Sql-server – How to it take longer to replay a captured trace than to capture it

performancesql servertrace

I am attempting to use trace captures to determine how much of a performance issue was database related and how much was code related. However, the trace is taking longer to replay than it took to capture in the first place.

What I was after was the total time it would take to run our SQL statements alone, without the overhead of our actual code. If the replay took half the total time of the capture, I was going to assume that the fault was both code and database, if the replay took almost the same time as the capture, I was going to assume it was database, if the replay took almost no time compared to our capture, I was going to assume it was our code.
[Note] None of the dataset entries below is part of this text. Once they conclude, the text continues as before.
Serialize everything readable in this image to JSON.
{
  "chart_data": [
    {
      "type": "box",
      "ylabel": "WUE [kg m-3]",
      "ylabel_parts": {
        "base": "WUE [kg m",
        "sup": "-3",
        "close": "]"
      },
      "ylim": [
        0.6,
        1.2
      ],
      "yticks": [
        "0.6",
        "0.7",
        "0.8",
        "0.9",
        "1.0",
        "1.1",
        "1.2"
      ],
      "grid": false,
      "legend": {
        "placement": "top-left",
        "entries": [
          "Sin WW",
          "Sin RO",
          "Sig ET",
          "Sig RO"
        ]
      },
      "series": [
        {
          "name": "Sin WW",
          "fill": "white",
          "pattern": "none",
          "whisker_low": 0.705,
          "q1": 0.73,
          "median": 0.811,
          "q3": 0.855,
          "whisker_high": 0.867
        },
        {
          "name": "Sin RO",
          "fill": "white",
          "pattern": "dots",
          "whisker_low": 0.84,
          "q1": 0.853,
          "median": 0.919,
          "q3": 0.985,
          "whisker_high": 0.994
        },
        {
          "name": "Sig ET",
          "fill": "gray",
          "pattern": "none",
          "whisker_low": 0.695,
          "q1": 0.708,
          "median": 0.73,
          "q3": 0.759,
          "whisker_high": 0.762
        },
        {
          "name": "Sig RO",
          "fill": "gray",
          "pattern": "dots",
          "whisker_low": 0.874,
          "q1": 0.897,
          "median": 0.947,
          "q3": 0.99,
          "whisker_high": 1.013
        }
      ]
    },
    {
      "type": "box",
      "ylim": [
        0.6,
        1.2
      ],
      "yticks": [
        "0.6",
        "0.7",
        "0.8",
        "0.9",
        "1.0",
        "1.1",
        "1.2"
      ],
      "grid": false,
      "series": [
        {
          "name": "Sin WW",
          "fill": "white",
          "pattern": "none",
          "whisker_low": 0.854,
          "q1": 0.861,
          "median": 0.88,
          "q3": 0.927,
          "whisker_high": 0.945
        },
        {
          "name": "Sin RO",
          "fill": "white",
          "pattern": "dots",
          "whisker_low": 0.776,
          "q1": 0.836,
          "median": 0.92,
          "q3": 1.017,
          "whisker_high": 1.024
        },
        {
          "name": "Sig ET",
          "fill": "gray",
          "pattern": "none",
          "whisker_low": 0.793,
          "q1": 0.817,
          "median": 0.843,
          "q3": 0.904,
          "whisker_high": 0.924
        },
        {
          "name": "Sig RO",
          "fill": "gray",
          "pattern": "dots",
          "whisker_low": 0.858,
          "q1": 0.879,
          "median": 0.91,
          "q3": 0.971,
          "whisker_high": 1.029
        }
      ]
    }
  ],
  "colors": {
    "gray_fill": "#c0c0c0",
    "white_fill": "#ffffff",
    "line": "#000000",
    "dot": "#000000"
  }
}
I was assuming the replay was a very efficient way of executing all the statements.

Instead when I replay my trace it takes at least twice as long to run as the original capture took. This is true whether I allow multiple threads or require it to be sequential. I am new to this, so I could be doing something dumb (possibly the whole idea here being dumb), but it seems to me that replay ought to be faster, not slower.

My capture trace is the replay template + SQL:statement completed (so that it doubles as a tuning capture).

Best Answer

SQL Server can handle multiple concurrent requests simultaneously from multiple machines and threads. Unfortunately, replay can only spit them out one at a time, serially, from a single machine - introducing multiple layers of bottlenecks. There is probably also some overhead in replay to read and prepare the statements to send, that doesn't exist in your application.

If you want the replay to be more realistic, you should look into SQL Server 2012's Distributed Replay, which is able to distribute the replay across multiple machines. That said, you're not likely to ever match the original load time perfectly, and there is likely still some inherent overhead in the preparation of each statement during replay, even if you are able to eliminate some of the bottlenecks on concurrency.